それにしても推しに褒められるのはすごくうれしい。
「まだ浅い階層だし、大したことないよ」
「配信者、だったの?」
「配信者というほどじゃない。一応ダンジョン探索系の配信はしてたけど、それも小遣い稼ぎ程度。バイト代わり程度だし。本格的にはやってないし、これくらいのことは誰でもしてる」
浅い層なら危険な魔物は出ないからリスクは少ない。
ただこの階層なら一日魔物対峙に明け暮れたとしても普通のバイトより稼ぎは少ないが。
「帰ったらチャンネル名教えて、ね」
「絶対嫌だ!」
「どうして……?」
野呂さんが狙った獲物は逃さないと目をぎらぎらと輝かせてる。
勘弁してくれ……。
俺のチャンネルは黒歴史の塊なんだ。見られたら、死ぬ。
「なんでも」
「わたくしも気になります!」
それからなんとか2人の追及をかわしながら進んでいくと、一本道から開けた場所に出る。自然豊かな場所で空気が澄んでいる。ダンジョンは閉じられた中だというのに洞窟から外に出た開放感があった。
「お二人ともあれをご覧になって」
今俺たちがいるのは岡だ。下を見ると水場があり、そこにはハウンドドッグの群れがいた。
「さっきのやつはきっとあの群れの偵察だったんだ」
まだ偵察がやられたことには気づいていない。
どうやらこの水場はハウンドドッグたちの縄張りのようだ。
「逃げるか、それとも……」
「これはお金を稼ぐ、チャンス……!」
「ですわね」
たしかにあの10匹以上もいる魔物たちを一網打尽にすれば低層とはいえ、当面の食費くらいは稼げる。
「大丈夫?」
「大丈夫。私、これでも登録者15万人のチャンネルの元メンバー、だよ」
たしかに。
そういう意味ではダンジョン探索に関しては野呂さんの方が圧倒的に経験豊かなはずだ。
「わかった。じゃあ任せる」
自信満々の笑みを見せる。
どこか既視感があったが忘れたし、まぁいいや。
野呂さんが取り出したのはアサルトライフルだった。
俺が持っていたハンドガンとアサルトライフルは、よく使われている。いわゆるテンプレ装備というやつだ。
「行って、くる!」
そして、野呂さんは俺が止める間もなく、勢いよく丘を駆け下りていった。
せっかく奇襲できるのにどうしてわざわざ目の前に行くんだ?
舐めプ? こんな浅い層の敵など敵じゃないということ?
「あれあれ? どうして弾が装填できないの? なんで?」
もたもたとしている内にハウンドドッグに囲まれる野呂さん。
「あれやばくない?」
「やばいですわね」
「動画を銃に装填できてなくない?」
「たぶんわたくしがいないことが影響しているのではないかと」
「もっと早く言ってほしかったな。それ」
「言う前に美都が突撃していったんですもの」
「ああ、それは仕方ないか」
「ええ。仕方ありませんわね」
………………。
「暢気に話してる場合じゃないって! 早く助けに行かなきゃ!」
「問題ありませんわ」
白鶴ちゃんが丘から跳躍した。
着物がたなびいて跳躍する様はまるで鶴が滑空するかの如く優雅だ。そして野呂さんの前に着地する。
「その弾をわたくしに装填を!」
野呂さんが投げたカードが白鶴ちゃんの背中に当たり、吸収される。
「
着物の腕の部分。両腕の袖口を振るうと白と黒の羽が弾丸となってハウンドドッグたちに降り注ぐ。

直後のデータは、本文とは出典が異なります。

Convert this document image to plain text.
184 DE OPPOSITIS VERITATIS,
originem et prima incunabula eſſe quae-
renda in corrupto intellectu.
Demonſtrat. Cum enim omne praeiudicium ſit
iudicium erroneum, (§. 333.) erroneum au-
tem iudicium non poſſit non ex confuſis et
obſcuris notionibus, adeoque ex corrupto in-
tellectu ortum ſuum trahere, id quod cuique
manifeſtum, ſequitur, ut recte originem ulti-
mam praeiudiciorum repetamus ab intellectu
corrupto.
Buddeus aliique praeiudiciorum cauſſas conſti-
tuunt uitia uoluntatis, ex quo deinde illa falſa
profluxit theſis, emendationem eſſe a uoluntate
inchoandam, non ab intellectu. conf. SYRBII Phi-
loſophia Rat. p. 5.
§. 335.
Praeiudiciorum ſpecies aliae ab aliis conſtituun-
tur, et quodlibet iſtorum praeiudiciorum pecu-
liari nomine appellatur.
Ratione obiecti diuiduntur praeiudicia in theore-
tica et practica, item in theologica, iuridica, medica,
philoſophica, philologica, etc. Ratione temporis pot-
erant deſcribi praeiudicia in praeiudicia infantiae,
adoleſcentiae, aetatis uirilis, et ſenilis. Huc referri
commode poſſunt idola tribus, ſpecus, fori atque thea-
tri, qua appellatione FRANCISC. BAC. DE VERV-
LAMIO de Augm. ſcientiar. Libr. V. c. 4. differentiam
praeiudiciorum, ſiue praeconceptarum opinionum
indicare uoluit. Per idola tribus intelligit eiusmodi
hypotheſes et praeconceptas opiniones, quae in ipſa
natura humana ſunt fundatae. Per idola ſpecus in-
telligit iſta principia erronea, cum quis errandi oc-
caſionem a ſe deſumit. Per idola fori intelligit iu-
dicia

突然の奇襲もあってか、ハウンドドッグたちは成す術なく一網打尽にされてしまう。残されたのは大量の素材と魔核のみであった。
俺も丘から降りて二人のもとに駆け寄る。
「すごかった」
「ふふん。そうでしょう。そうでしょう!」
俺に褒められてご満悦のようだ。
野呂さんも知らなかったようで、唖然としていた。
「てっきりまた料理の時みたいに斜め上のポカをやらかすとばかり思ってたよ」
「そ、それは言わない約束ですわ!」
「それにこれはダンジョン入る前に言うべきだった、と思う。私に謝罪すべき」
「確認を怠った美都も同罪ですわ! うぅ……せっかくがんばったのにあんまりの仕打ちですわぁ!」
事前の打ち合わせは大事。
これは俺も同罪だな。と心の中で反省しつつ、二人のプロレスを楽しく見守っていた。